Wilson Maciel Ramos - Temos responsabilidade sobre o serviço? Temos como operadores, que é o papel que nós podemos desempenhar hoje.
Francisco Christovam - Então qual o esforço que nós estamos fazendo? Agimos dentro das nossas limitações, dentro de condições cada vez mais adversas, porque o que estamos vendo é o espaço viário sendo tomado cada vez mais pelo transporte individual. E a produtividade do sistema cada vez cai mais e o custo aumenta.

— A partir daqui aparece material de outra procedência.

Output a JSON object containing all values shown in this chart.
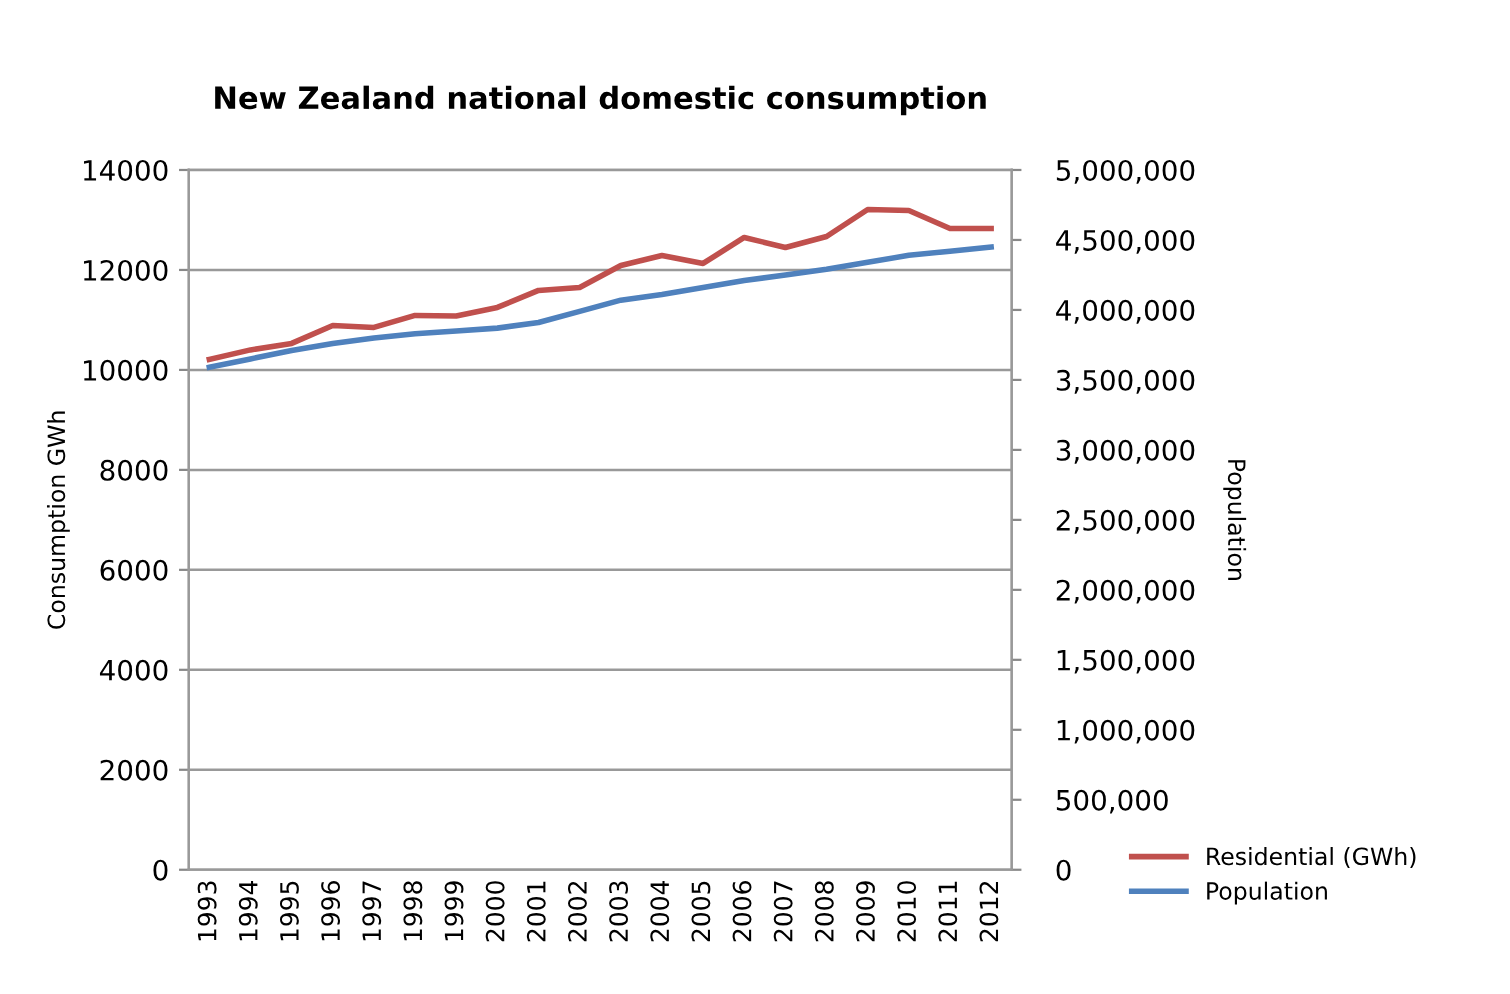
{
  "chart_data": {
    "type": "line",
    "title": "New Zealand national domestic consumption",
    "ylabel": "Consumption GWh",
    "y2label": "Population",
    "categories": [
      "1993",
      "1994",
      "1995",
      "1996",
      "1997",
      "1998",
      "1999",
      "2000",
      "2001",
      "2002",
      "2003",
      "2004",
      "2005",
      "2006",
      "2007",
      "2008",
      "2009",
      "2010",
      "2011",
      "2012"
    ],
    "series": [
      {
        "name": "Residential (GWh)",
        "color": "#c0504d",
        "values": [
          10210,
          10400,
          10530,
          10890,
          10850,
          11090,
          11080,
          11250,
          11590,
          11650,
          12090,
          12290,
          12130,
          12650,
          12450,
          12670,
          13210,
          13190,
          12830,
          12830
        ]
      },
      {
        "name": "Population",
        "color": "#4f81bd",
        "axis": "y2",
        "values": [
          3590000,
          3650000,
          3710000,
          3760000,
          3800000,
          3830000,
          3850000,
          3870000,
          3910000,
          3990000,
          4070000,
          4110000,
          4160000,
          4210000,
          4250000,
          4290000,
          4340000,
          4390000,
          4420000,
          4450000
        ]
      }
    ],
    "ylim": [
      0,
      14000
    ],
    "yticks": [
      0,
      2000,
      4000,
      6000,
      8000,
      10000,
      12000,
      14000
    ],
    "y2lim": [
      0,
      5000000
    ],
    "y2ticks": [
      0,
      {
        "value": 500000,
        "label": "500,000"
      },
      {
        "value": 1000000,
        "label": "1,000,000"
      },
      {
        "value": 1500000,
        "label": "1,500,000"
      },
      {
        "value": 2000000,
        "label": "2,000,000"
      },
      {
        "value": 2500000,
        "label": "2,500,000"
      },
      {
        "value": 3000000,
        "label": "3,000,000"
      },
      {
        "value": 3500000,
        "label": "3,500,000"
      },
      {
        "value": 4000000,
        "label": "4,000,000"
      },
      {
        "value": 4500000,
        "label": "4,500,000"
      },
      {
        "value": 5000000,
        "label": "5,000,000"
      }
    ],
    "grid": "y",
    "legend": "bottom right",
    "marker": "none",
    "line_style": "solid"
  }
}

José Célio dos Santos - Organização (dos perueiros) é fato. Tem de haver. Isso é público e notório. Ninguém pode trabalhar desordenadamente. Há de se chegar a um consenso. É preciso haver discussões e propostas. Temos de estudar todos os outros meios que deram certo em outras cidades. Dentro do sistema legalizado, tudo está funcionando direitinho. O problema foi a desorganização geral da grande quantidade (de peruas) que chegou à cidade de São Paulo.

CRISE
Christovam - O transporte da cidade de São Paulo está em crise? No meu ponto de vista, não. O que precisamos é resolver da melhor maneira o problema de deslocamento da nossa população, que é baseado no sistema ônibus. Precisamos é ter um "mix" de transportes trabalhando de maneira integrada, todos eles somando esforços, fazendo com que as viagens se tornem as mais rápidas possíveis e possam ser realizadas com menor custo.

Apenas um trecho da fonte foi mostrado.